I have a question regarding mixed-effects logistic regression using your very impressive GLMMadpative package:

When creating a model for repeated measures data and the outcome variable has a rare occurrence rate (< 3%), meaning there are a lot of zeroes in the data, would it be appropriate to fit a hurdle or zero-inflated model (e.g., negative binomial)? I know the zi and hurdle models are meant for count data but I read that a binomial regression is first fit to assess the structural nature of the zeroes before fitting the NB thus yielding a better fitting model. I do have access to the counts of the outcome as well, but the true interest is whether we can accurately predict if an event occurs or not; the outcome of interest is not really the number of the particular event considering the data is at an "id and month" level.

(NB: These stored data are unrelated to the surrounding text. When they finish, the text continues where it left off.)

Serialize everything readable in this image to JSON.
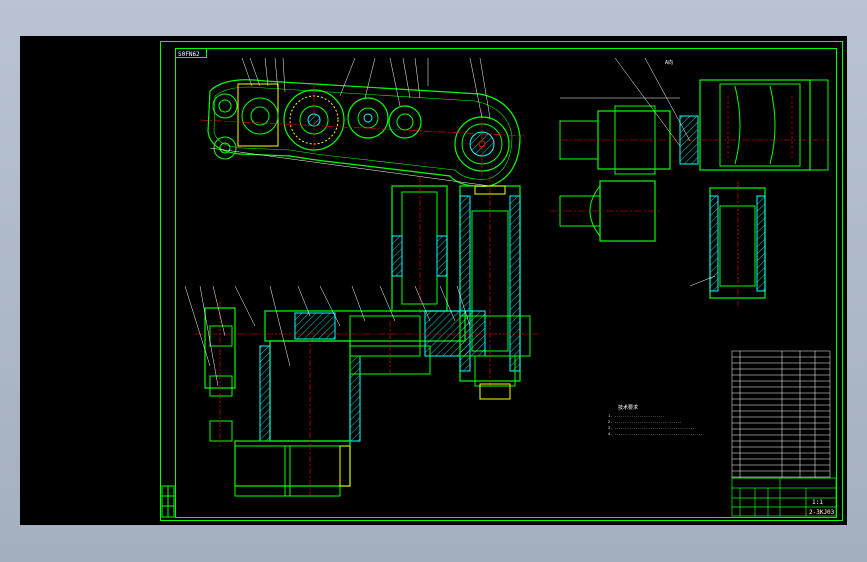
{
  "drawing": {
    "tag_label": "S0FN62",
    "tech_requirements_title": "技术要求",
    "tech_requirements_lines": [
      "1. ........................",
      "2. ................................",
      "3. ......................................",
      "4. .........................................."
    ],
    "view_label": "A向"
  },
  "title_block": {
    "scale": "1:1",
    "drawing_number": "2-3KJ03"
  },
  "colors": {
    "background": "#000000",
    "frame": "#00ff00",
    "part_outline": "#00ff00",
    "centerline": "#ff0000",
    "hatch": "#00ffff",
    "annotation": "#ffffff",
    "highlight": "#ffff00",
    "window": "#b9c3d1"
  }
}
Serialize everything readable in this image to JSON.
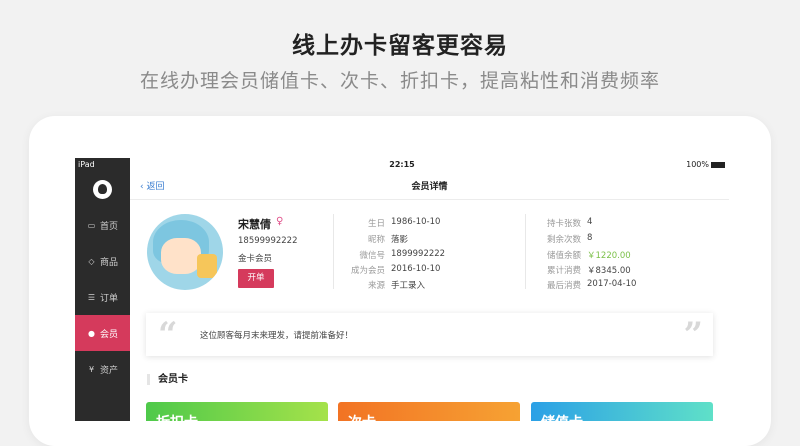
{
  "hero": {
    "title": "线上办卡留客更容易",
    "subtitle": "在线办理会员储值卡、次卡、折扣卡，提高粘性和消费频率"
  },
  "status_bar": {
    "carrier": "iPad",
    "time": "22:15",
    "battery": "100%"
  },
  "sidebar": {
    "items": [
      {
        "label": "首页",
        "icon": "chat-icon"
      },
      {
        "label": "商品",
        "icon": "tag-icon"
      },
      {
        "label": "订单",
        "icon": "list-icon"
      },
      {
        "label": "会员",
        "icon": "person-icon",
        "active": true
      },
      {
        "label": "资产",
        "icon": "yen-icon"
      }
    ]
  },
  "nav": {
    "back_label": "返回",
    "title": "会员详情"
  },
  "member": {
    "name": "宋慧倩",
    "gender_symbol": "♀",
    "phone": "18599992222",
    "level": "金卡会员",
    "open_button": "开单"
  },
  "details_left": [
    {
      "label": "生日",
      "value": "1986-10-10"
    },
    {
      "label": "昵称",
      "value": "落影"
    },
    {
      "label": "微信号",
      "value": "1899992222"
    },
    {
      "label": "成为会员",
      "value": "2016-10-10"
    },
    {
      "label": "来源",
      "value": "手工录入"
    }
  ],
  "details_right": [
    {
      "label": "持卡张数",
      "value": "4"
    },
    {
      "label": "剩余次数",
      "value": "8"
    },
    {
      "label": "储值余额",
      "value": "￥1220.00"
    },
    {
      "label": "累计消费",
      "value": "￥8345.00"
    },
    {
      "label": "最后消费",
      "value": "2017-04-10"
    }
  ],
  "note": {
    "text": "这位顾客每月末来理发，请提前准备好！"
  },
  "cards_section": {
    "title": "会员卡"
  },
  "cards": [
    {
      "label": "折扣卡"
    },
    {
      "label": "次卡"
    },
    {
      "label": "储值卡"
    }
  ],
  "colors": {
    "accent": "#d53a5c",
    "sidebar": "#2b2b2b",
    "link": "#3a7dd0",
    "balance": "#7cc04a"
  }
}
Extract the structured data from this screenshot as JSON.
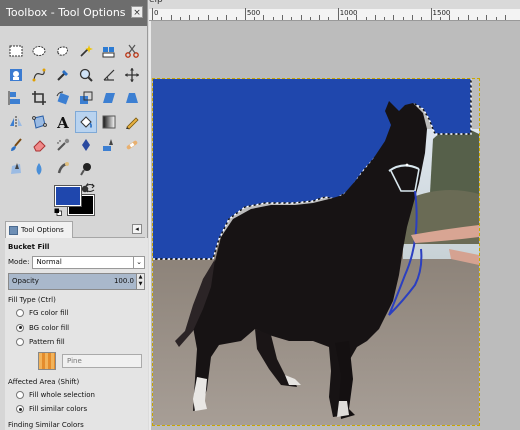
{
  "toolbox": {
    "title": "Toolbox - Tool Options",
    "close": "×"
  },
  "tools": [
    "rect-select",
    "ellipse-select",
    "free-select",
    "fuzzy-select",
    "select-by-color",
    "scissors-select",
    "foreground-select",
    "paths",
    "color-picker",
    "zoom",
    "measure",
    "move",
    "align",
    "crop",
    "rotate",
    "scale",
    "shear",
    "perspective",
    "flip",
    "cage-transform",
    "text",
    "bucket-fill",
    "blend",
    "pencil",
    "paintbrush",
    "eraser",
    "airbrush",
    "ink",
    "clone",
    "heal",
    "perspective-clone",
    "blur",
    "smudge",
    "dodge-burn"
  ],
  "active_tool": "bucket-fill",
  "colors": {
    "fg": "#1f47ad",
    "bg": "#000000"
  },
  "options": {
    "tab_label": "Tool Options",
    "dock_arrow": "◂",
    "tool_name": "Bucket Fill",
    "mode_label": "Mode:",
    "mode_value": "Normal",
    "mode_arrow": "⌄",
    "opacity_label": "Opacity",
    "opacity_value": "100.0",
    "fill_type_label": "Fill Type  (Ctrl)",
    "fill_types": [
      "FG color fill",
      "BG color fill",
      "Pattern fill"
    ],
    "fill_type_selected": 1,
    "pattern_name": "Pine",
    "affected_label": "Affected Area  (Shift)",
    "affected": [
      "Fill whole selection",
      "Fill similar colors"
    ],
    "affected_selected": 1,
    "finding_label": "Finding Similar Colors"
  },
  "menu_fragment": "elp",
  "ruler": {
    "labels": [
      "0",
      "500",
      "1000",
      "1500"
    ]
  },
  "accent": "#1f47ad"
}
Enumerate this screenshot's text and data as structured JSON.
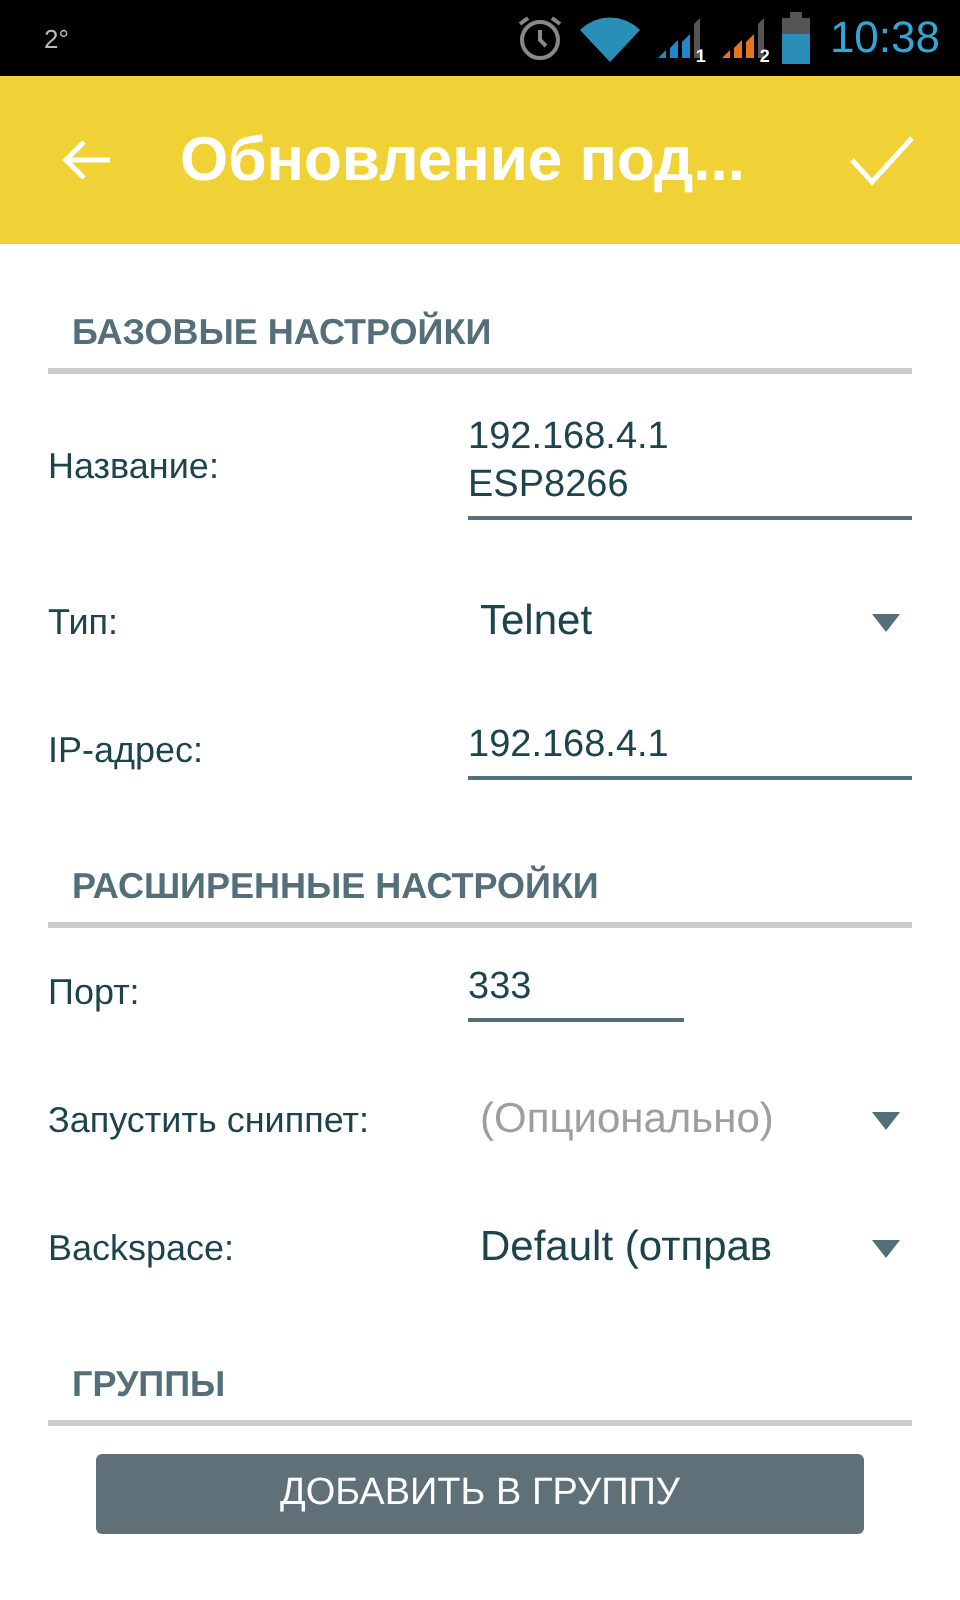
{
  "status_bar": {
    "temperature": "2°",
    "signals": [
      {
        "label": "1",
        "color": "#1e88c8"
      },
      {
        "label": "2",
        "color": "#e8731e"
      }
    ],
    "time": "10:38"
  },
  "toolbar": {
    "title": "Обновление под..."
  },
  "items": [
    {
      "kind": "header",
      "label": "БАЗОВЫЕ НАСТРОЙКИ"
    },
    {
      "kind": "text",
      "label": "Название:",
      "value": "192.168.4.1\nESP8266"
    },
    {
      "kind": "dropdown",
      "label": "Тип:",
      "value": "Telnet"
    },
    {
      "kind": "text",
      "label": "IP-адрес:",
      "value": "192.168.4.1"
    },
    {
      "kind": "header",
      "label": "РАСШИРЕННЫЕ НАСТРОЙКИ"
    },
    {
      "kind": "number",
      "label": "Порт:",
      "value": "333"
    },
    {
      "kind": "dropdown",
      "label": "Запустить сниппет:",
      "placeholder": "(Опционально)"
    },
    {
      "kind": "dropdown",
      "label": "Backspace:",
      "value": "Default (отправ"
    },
    {
      "kind": "header",
      "label": "ГРУППЫ"
    },
    {
      "kind": "button",
      "label": "ДОБАВИТЬ В ГРУППУ"
    }
  ]
}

I've reviewed King and Zeng (2001) paper about correcting standard errors for logistic regression when analyzing rare events (techniques are drawn from using logistic regression on small sample sizes) but I do not think the corrections are applicable to clustered data - I'm not statistically savvy enough (yet) to develop a proof to fully work through it but the logic seems sound.

In summation, I'm wondering what modeling efforts would be best suited for rare, recurrent, binary events using count covariates for repeated measures using your package?

This question is more about statistics rather than about the functionality of the package. In any case, you could fit both a zero-inflated and a hurdle model and see which one provides a better fit to your data.